Women in COG Administrative Offices - A Response

[Note: This piece continues the previous two posts but grew out of a discussion I am having on Facebook. I am posting the articles on women in ministry on both sites.]

Our movement was born in a male dominated social setting. We had early unctions to resist those patterns but we gave into the pressures to conform to the dominant conservative religious practices. Thus our administrative offices (General and state levels, including schools) got caught up in the twentieth-century, business-driven, success orientation and obsessed on the "great-man" who would lead us to the Promised Land. The results are that our various administrative offices have developed an ethos of male dominance. The sub-systems that participate in this system are dependent on maintaining the status quo, male leadership. The closer one gets to the center, the stronger the impulse to maintain the norm.

This system requires that the women who work at these offices function well within male dominated settings. Women with strong leadership traits who enter these settings are viewed as abnormal and a threat to the stability of the system (at best). I am not suggesting the female employees who work there are not self-aware and critically reflective on their situation. I am merely suggesting they have developed the skills necessary to make the persons in authority (who happen to be males) look good and feel good about themselves. Many no doubt believe this is the way things should be, others I suspect quietly critique it. In no way do I wish to be critical of these women. They have difficult jobs and apparently do them well. From all I hear they deserve much of the credit for keeping the COG working. My point is that the women who work in our administrative offices are there because they are effective within a system of male dominance.

Neither am I being critical of the men who serve in leadership positions. They are also products of a male dominated church system and no doubt have varying views on women in leadership. I am merely arguing the ethos of our administrative offices is more restrictive on who fits well into the system and they are therefore the most challenging environments in which to effectuate change.

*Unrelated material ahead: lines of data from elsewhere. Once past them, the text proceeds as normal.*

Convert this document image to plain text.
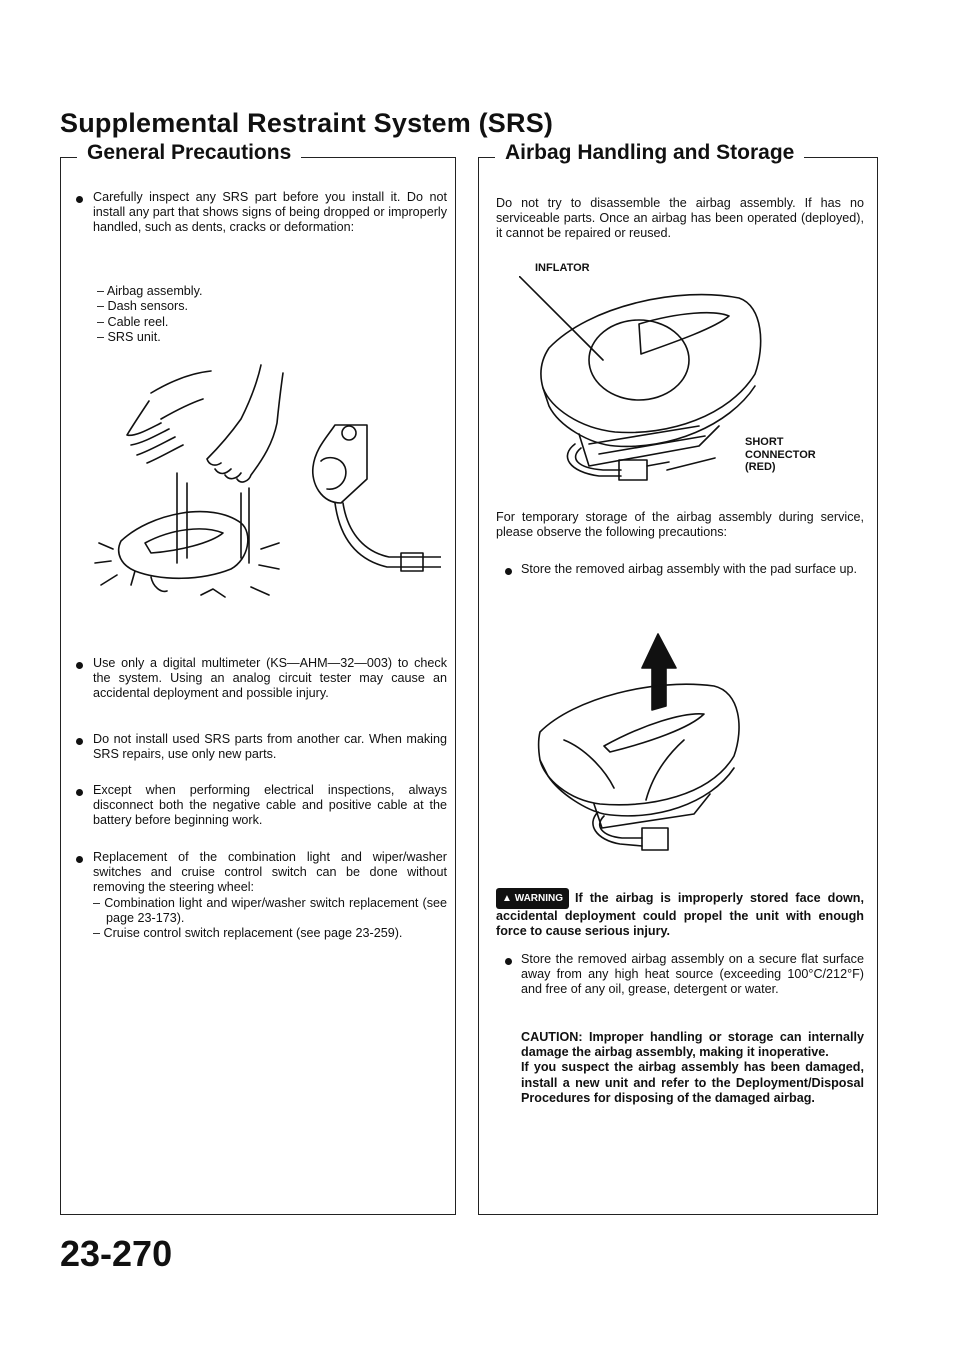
Supplemental Restraint System (SRS)
General Precautions
Carefully inspect any SRS part before you install it. Do not install any part that shows signs of being dropped or improperly handled, such as dents, cracks or deformation:
– Airbag assembly.
– Dash sensors.
– Cable reel.
– SRS unit.
Use only a digital multimeter (KS—AHM—32—003) to check the system. Using an analog circuit tester may cause an accidental deployment and possible injury.
Do not install used SRS parts from another car. When making SRS repairs, use only new parts.
Except when performing electrical inspections, always disconnect both the negative cable and positive cable at the battery before beginning work.
Replacement of the combination light and wiper/washer switches and cruise control switch can be done without removing the steering wheel:
– Combination light and wiper/washer switch replacement (see page 23-173).
– Cruise control switch replacement (see page 23-259).
Airbag Handling and Storage
Do not try to disassemble the airbag assembly. If has no serviceable parts. Once an airbag has been operated (deployed), it cannot be repaired or reused.
INFLATOR
SHORT
CONNECTOR
(RED)
For temporary storage of the airbag assembly during service, please observe the following precautions:
Store the removed airbag assembly with the pad surface up.
▲ WARNING If the airbag is improperly stored face down, accidental deployment could propel the unit with enough force to cause serious injury.
Store the removed airbag assembly on a secure flat surface away from any high heat source (exceeding 100°C/212°F) and free of any oil, grease, detergent or water.
CAUTION: Improper handling or storage can internally damage the airbag assembly, making it inoperative.
If you suspect the airbag assembly has been damaged, install a new unit and refer to the Deployment/Disposal Procedures for disposing of the damaged airbag.
23-270
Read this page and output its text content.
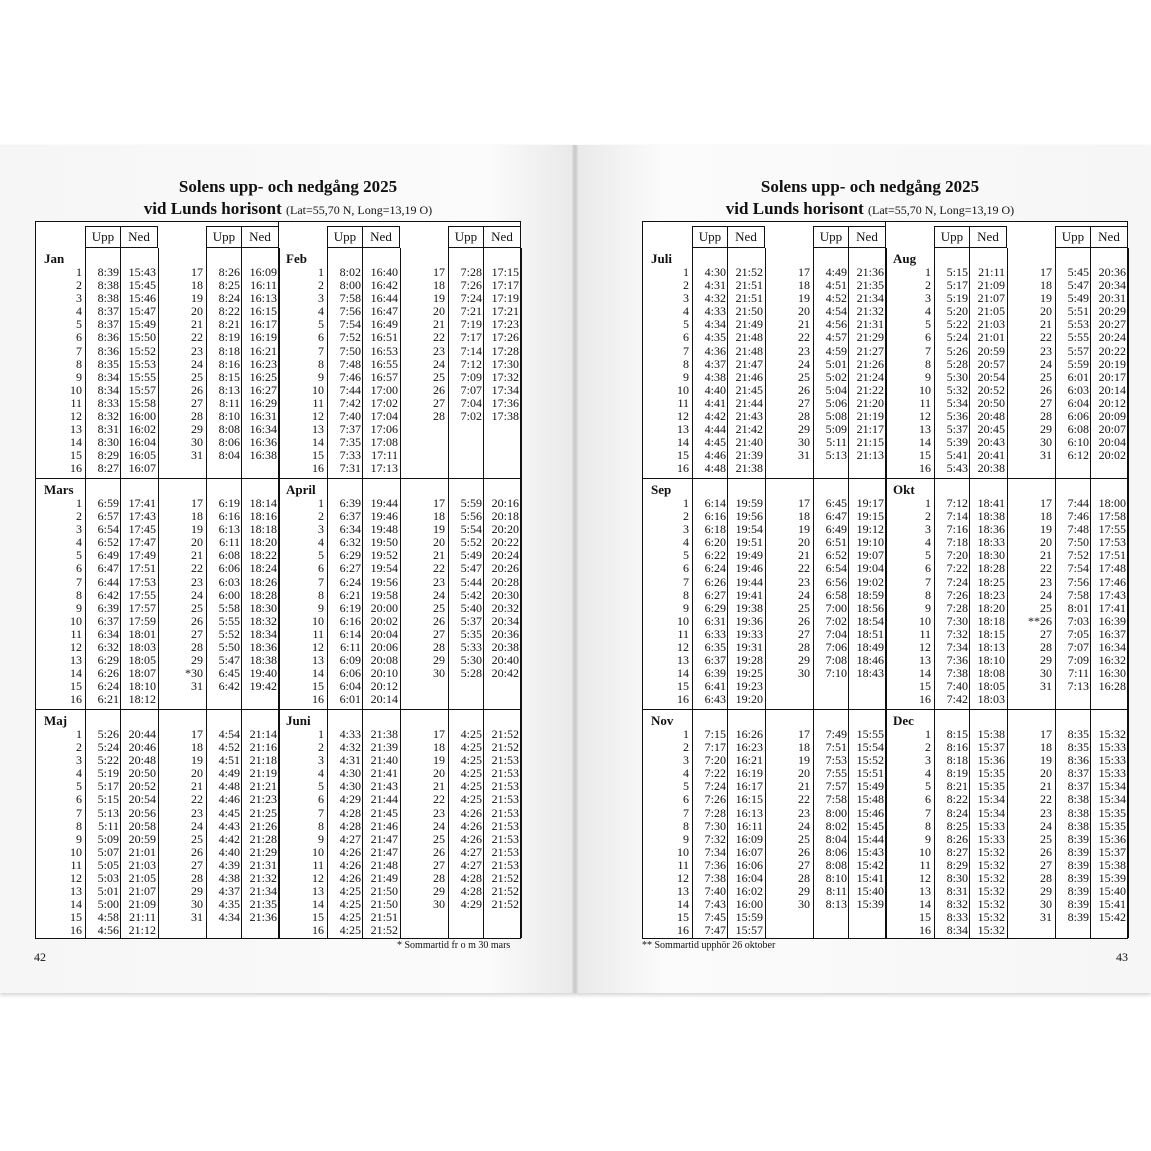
Solens upp- och nedgång 2025
vid Lunds horisont (Lat=55,70 N, Long=13,19 O)
Upp	Ned	Upp	Ned	Upp	Ned	Upp	Ned
Jan
1 8:39 15:43
2 8:38 15:45
3 8:38 15:46
4 8:37 15:47
5 8:37 15:49
6 8:36 15:50
7 8:36 15:52
8 8:35 15:53
9 8:34 15:55
10 8:34 15:57
11 8:33 15:58
12 8:32 16:00
13 8:31 16:02
14 8:30 16:04
15 8:29 16:05
16 8:27 16:07
17 8:26 16:09
18 8:25 16:11
19 8:24 16:13
20 8:22 16:15
21 8:21 16:17
22 8:19 16:19
23 8:18 16:21
24 8:16 16:23
25 8:15 16:25
26 8:13 16:27
27 8:11 16:29
28 8:10 16:31
29 8:08 16:34
30 8:06 16:36
31 8:04 16:38
Feb
1 8:02 16:40
2 8:00 16:42
3 7:58 16:44
4 7:56 16:47
5 7:54 16:49
6 7:52 16:51
7 7:50 16:53
8 7:48 16:55
9 7:46 16:57
10 7:44 17:00
11 7:42 17:02
12 7:40 17:04
13 7:37 17:06
14 7:35 17:08
15 7:33 17:11
16 7:31 17:13
17 7:28 17:15
18 7:26 17:17
19 7:24 17:19
20 7:21 17:21
21 7:19 17:23
22 7:17 17:26
23 7:14 17:28
24 7:12 17:30
25 7:09 17:32
26 7:07 17:34
27 7:04 17:36
28 7:02 17:38
Mars
1 6:59 17:41
2 6:57 17:43
3 6:54 17:45
4 6:52 17:47
5 6:49 17:49
6 6:47 17:51
7 6:44 17:53
8 6:42 17:55
9 6:39 17:57
10 6:37 17:59
11 6:34 18:01
12 6:32 18:03
13 6:29 18:05
14 6:26 18:07
15 6:24 18:10
16 6:21 18:12
17 6:19 18:14
18 6:16 18:16
19 6:13 18:18
20 6:11 18:20
21 6:08 18:22
22 6:06 18:24
23 6:03 18:26
24 6:00 18:28
25 5:58 18:30
26 5:55 18:32
27 5:52 18:34
28 5:50 18:36
29 5:47 18:38
*30 6:45 19:40
31 6:42 19:42
April
1 6:39 19:44
2 6:37 19:46
3 6:34 19:48
4 6:32 19:50
5 6:29 19:52
6 6:27 19:54
7 6:24 19:56
8 6:21 19:58
9 6:19 20:00
10 6:16 20:02
11 6:14 20:04
12 6:11 20:06
13 6:09 20:08
14 6:06 20:10
15 6:04 20:12
16 6:01 20:14
17 5:59 20:16
18 5:56 20:18
19 5:54 20:20
20 5:52 20:22
21 5:49 20:24
22 5:47 20:26
23 5:44 20:28
24 5:42 20:30
25 5:40 20:32
26 5:37 20:34
27 5:35 20:36
28 5:33 20:38
29 5:30 20:40
30 5:28 20:42
Maj
1 5:26 20:44
2 5:24 20:46
3 5:22 20:48
4 5:19 20:50
5 5:17 20:52
6 5:15 20:54
7 5:13 20:56
8 5:11 20:58
9 5:09 20:59
10 5:07 21:01
11 5:05 21:03
12 5:03 21:05
13 5:01 21:07
14 5:00 21:09
15 4:58 21:11
16 4:56 21:12
17 4:54 21:14
18 4:52 21:16
19 4:51 21:18
20 4:49 21:19
21 4:48 21:21
22 4:46 21:23
23 4:45 21:25
24 4:43 21:26
25 4:42 21:28
26 4:40 21:29
27 4:39 21:31
28 4:38 21:32
29 4:37 21:34
30 4:35 21:35
31 4:34 21:36
Juni
1 4:33 21:38
2 4:32 21:39
3 4:31 21:40
4 4:30 21:41
5 4:30 21:43
6 4:29 21:44
7 4:28 21:45
8 4:28 21:46
9 4:27 21:47
10 4:26 21:47
11 4:26 21:48
12 4:26 21:49
13 4:25 21:50
14 4:25 21:50
15 4:25 21:51
16 4:25 21:52
17 4:25 21:52
18 4:25 21:52
19 4:25 21:53
20 4:25 21:53
21 4:25 21:53
22 4:25 21:53
23 4:26 21:53
24 4:26 21:53
25 4:26 21:53
26 4:27 21:53
27 4:27 21:53
28 4:28 21:52
29 4:28 21:52
30 4:29 21:52
* Sommartid fr o m 30 mars
42
Solens upp- och nedgång 2025
vid Lunds horisont (Lat=55,70 N, Long=13,19 O)
Upp	Ned	Upp	Ned	Upp	Ned	Upp	Ned
Juli
1 4:30 21:52
2 4:31 21:51
3 4:32 21:51
4 4:33 21:50
5 4:34 21:49
6 4:35 21:48
7 4:36 21:48
8 4:37 21:47
9 4:38 21:46
10 4:40 21:45
11 4:41 21:44
12 4:42 21:43
13 4:44 21:42
14 4:45 21:40
15 4:46 21:39
16 4:48 21:38
17 4:49 21:36
18 4:51 21:35
19 4:52 21:34
20 4:54 21:32
21 4:56 21:31
22 4:57 21:29
23 4:59 21:27
24 5:01 21:26
25 5:02 21:24
26 5:04 21:22
27 5:06 21:20
28 5:08 21:19
29 5:09 21:17
30 5:11 21:15
31 5:13 21:13
Aug
1 5:15 21:11
2 5:17 21:09
3 5:19 21:07
4 5:20 21:05
5 5:22 21:03
6 5:24 21:01
7 5:26 20:59
8 5:28 20:57
9 5:30 20:54
10 5:32 20:52
11 5:34 20:50
12 5:36 20:48
13 5:37 20:45
14 5:39 20:43
15 5:41 20:41
16 5:43 20:38
17 5:45 20:36
18 5:47 20:34
19 5:49 20:31
20 5:51 20:29
21 5:53 20:27
22 5:55 20:24
23 5:57 20:22
24 5:59 20:19
25 6:01 20:17
26 6:03 20:14
27 6:04 20:12
28 6:06 20:09
29 6:08 20:07
30 6:10 20:04
31 6:12 20:02
Sep
1 6:14 19:59
2 6:16 19:56
3 6:18 19:54
4 6:20 19:51
5 6:22 19:49
6 6:24 19:46
7 6:26 19:44
8 6:27 19:41
9 6:29 19:38
10 6:31 19:36
11 6:33 19:33
12 6:35 19:31
13 6:37 19:28
14 6:39 19:25
15 6:41 19:23
16 6:43 19:20
17 6:45 19:17
18 6:47 19:15
19 6:49 19:12
20 6:51 19:10
21 6:52 19:07
22 6:54 19:04
23 6:56 19:02
24 6:58 18:59
25 7:00 18:56
26 7:02 18:54
27 7:04 18:51
28 7:06 18:49
29 7:08 18:46
30 7:10 18:43
Okt
1 7:12 18:41
2 7:14 18:38
3 7:16 18:36
4 7:18 18:33
5 7:20 18:30
6 7:22 18:28
7 7:24 18:25
8 7:26 18:23
9 7:28 18:20
10 7:30 18:18
11 7:32 18:15
12 7:34 18:13
13 7:36 18:10
14 7:38 18:08
15 7:40 18:05
16 7:42 18:03
17 7:44 18:00
18 7:46 17:58
19 7:48 17:55
20 7:50 17:53
21 7:52 17:51
22 7:54 17:48
23 7:56 17:46
24 7:58 17:43
25 8:01 17:41
**26 7:03 16:39
27 7:05 16:37
28 7:07 16:34
29 7:09 16:32
30 7:11 16:30
31 7:13 16:28
Nov
1 7:15 16:26
2 7:17 16:23
3 7:20 16:21
4 7:22 16:19
5 7:24 16:17
6 7:26 16:15
7 7:28 16:13
8 7:30 16:11
9 7:32 16:09
10 7:34 16:07
11 7:36 16:06
12 7:38 16:04
13 7:40 16:02
14 7:43 16:00
15 7:45 15:59
16 7:47 15:57
17 7:49 15:55
18 7:51 15:54
19 7:53 15:52
20 7:55 15:51
21 7:57 15:49
22 7:58 15:48
23 8:00 15:46
24 8:02 15:45
25 8:04 15:44
26 8:06 15:43
27 8:08 15:42
28 8:10 15:41
29 8:11 15:40
30 8:13 15:39
Dec
1 8:15 15:38
2 8:16 15:37
3 8:18 15:36
4 8:19 15:35
5 8:21 15:35
6 8:22 15:34
7 8:24 15:34
8 8:25 15:33
9 8:26 15:33
10 8:27 15:32
11 8:29 15:32
12 8:30 15:32
13 8:31 15:32
14 8:32 15:32
15 8:33 15:32
16 8:34 15:32
17 8:35 15:32
18 8:35 15:33
19 8:36 15:33
20 8:37 15:33
21 8:37 15:34
22 8:38 15:34
23 8:38 15:35
24 8:38 15:35
25 8:39 15:36
26 8:39 15:37
27 8:39 15:38
28 8:39 15:39
29 8:39 15:40
30 8:39 15:41
31 8:39 15:42
** Sommartid upphör 26 oktober
43
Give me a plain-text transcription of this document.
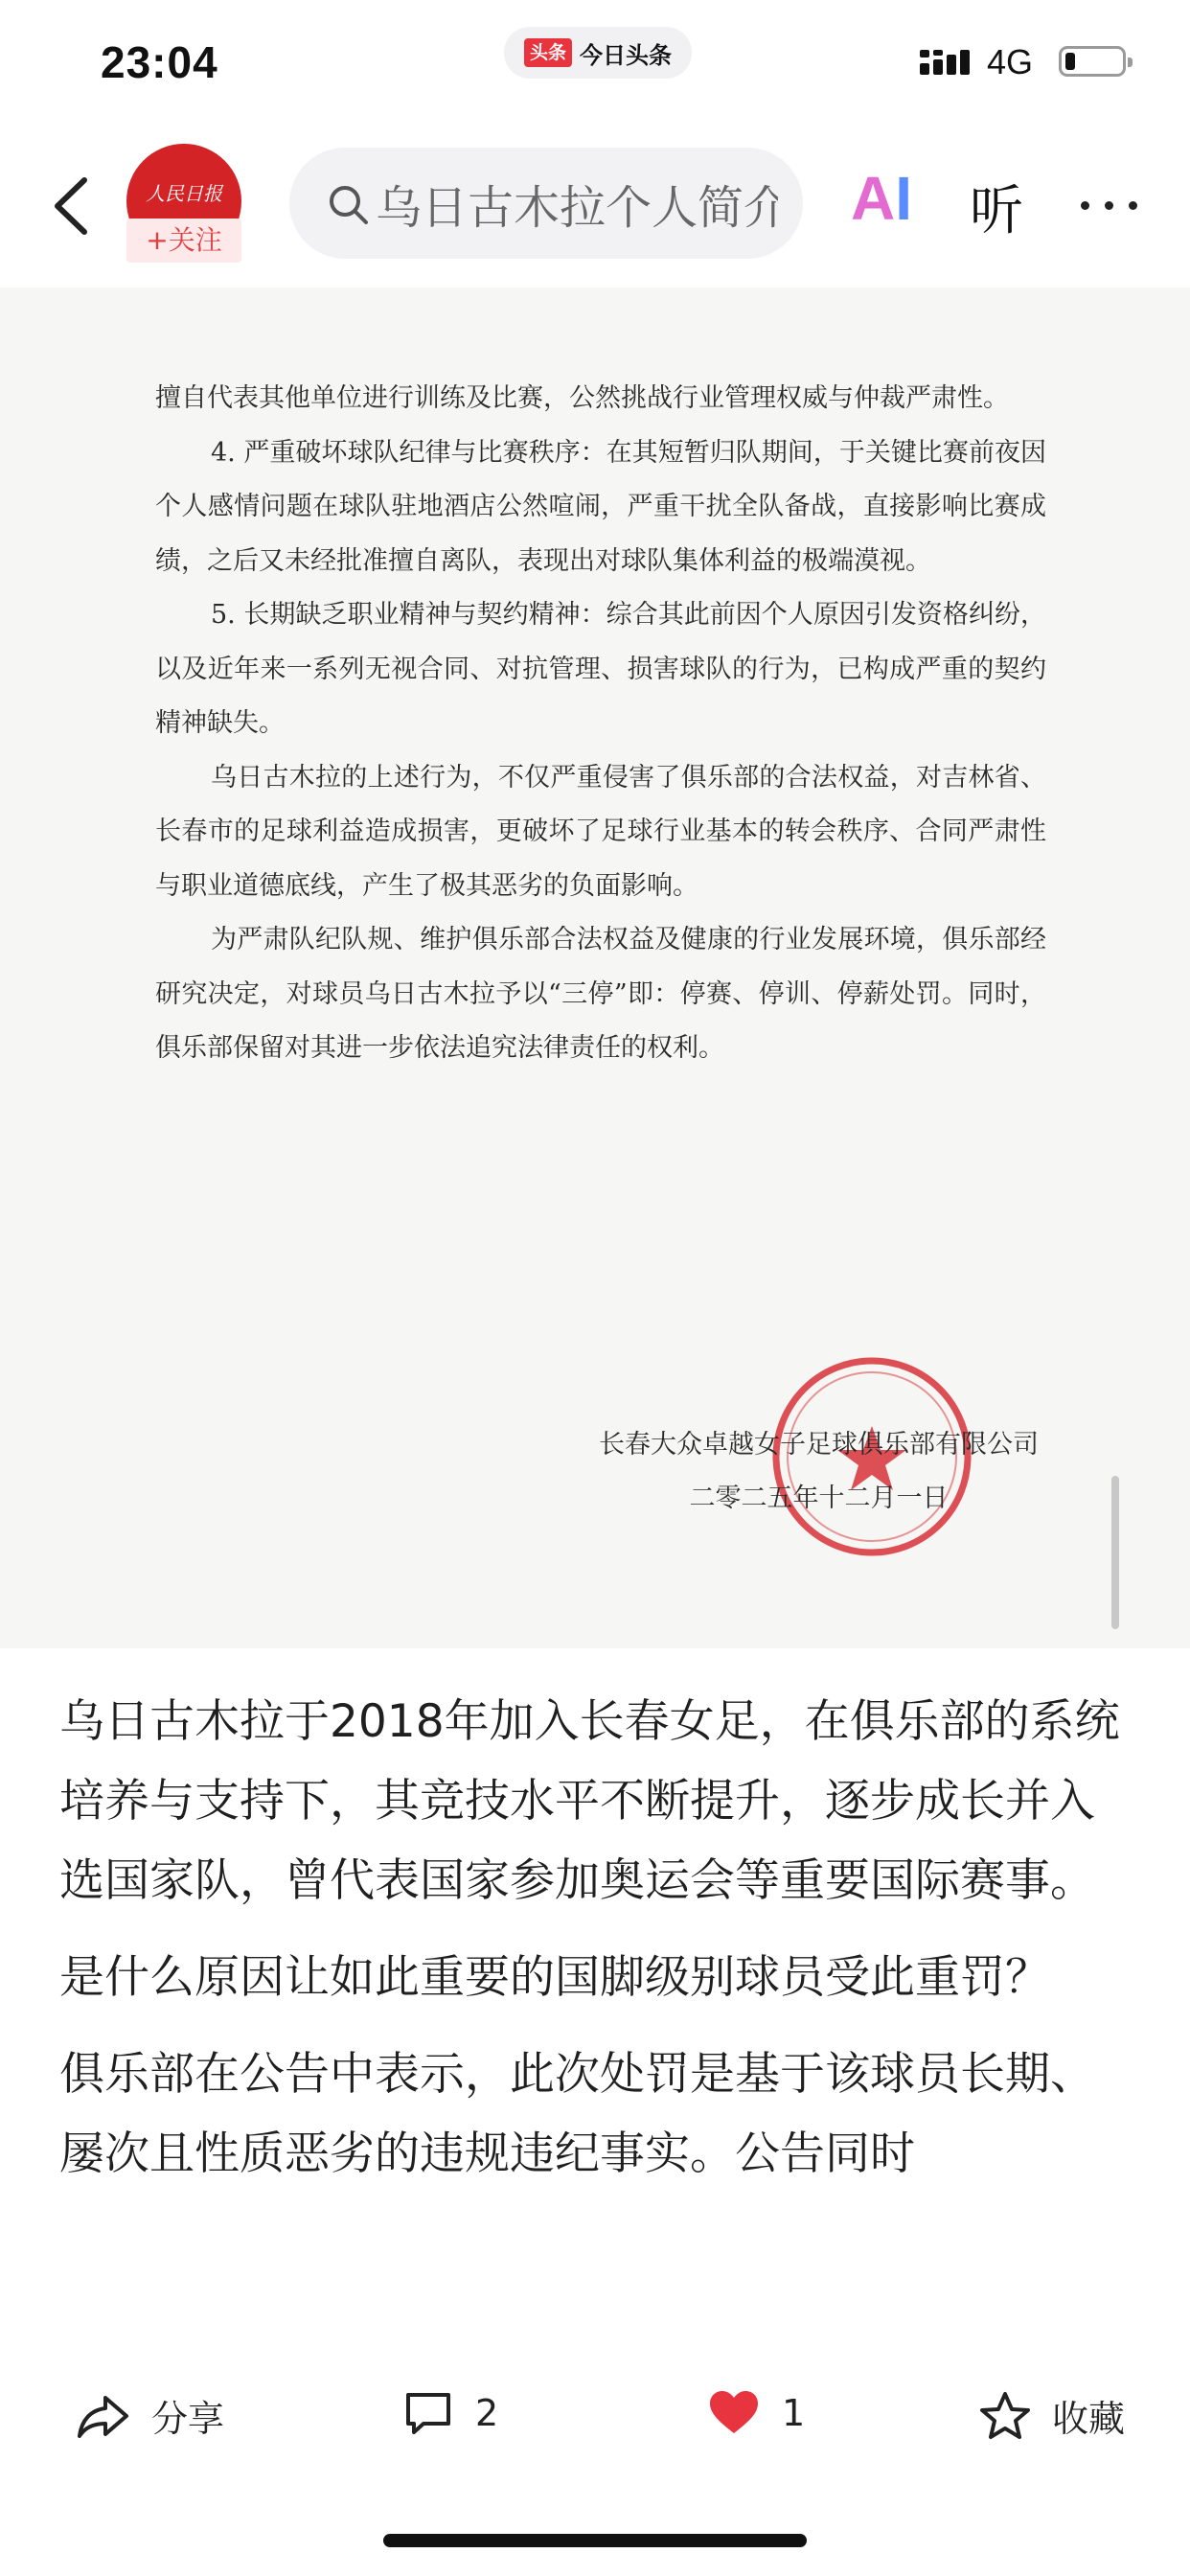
23:04	头条 今日头条	4G
人民日报
+关注
乌日古木拉个人简介
AI 听

擅自代表其他单位进行训练及比赛，公然挑战行业管理权威与仲裁严肃性。

4. 严重破坏球队纪律与比赛秩序：在其短暂归队期间，于关键比赛前夜因个人感情问题在球队驻地酒店公然喧闹，严重干扰全队备战，直接影响比赛成绩，之后又未经批准擅自离队，表现出对球队集体利益的极端漠视。

5. 长期缺乏职业精神与契约精神：综合其此前因个人原因引发资格纠纷，以及近年来一系列无视合同、对抗管理、损害球队的行为，已构成严重的契约精神缺失。

乌日古木拉的上述行为，不仅严重侵害了俱乐部的合法权益，对吉林省、长春市的足球利益造成损害，更破坏了足球行业基本的转会秩序、合同严肃性与职业道德底线，产生了极其恶劣的负面影响。

为严肃队纪队规、维护俱乐部合法权益及健康的行业发展环境，俱乐部经研究决定，对球员乌日古木拉予以“三停”即：停赛、停训、停薪处罚。同时，俱乐部保留对其进一步依法追究法律责任的权利。

长春大众卓越女子足球俱乐部有限公司
二零二五年十二月一日

乌日古木拉于2018年加入长春女足，在俱乐部的系统培养与支持下，其竞技水平不断提升，逐步成长并入选国家队，曾代表国家参加奥运会等重要国际赛事。

是什么原因让如此重要的国脚级别球员受此重罚？

俱乐部在公告中表示，此次处罚是基于该球员长期、屡次且性质恶劣的违规违纪事实。公告同时

分享	2	1	收藏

However, the Executive Committee of the Church of God could initiate change immediately (effective at the next Assembly) if they wished. While there are some positions that the General Assembly has required be filled with Ordained Bishops, there are more top-level, even department head positions that could be filled by any person the Committee deems qualified. They could begin to fill all of those positions with women (and/or minorities). Let us pray they get the vision and the courage to do so. This would effectuate change throughout our denomination.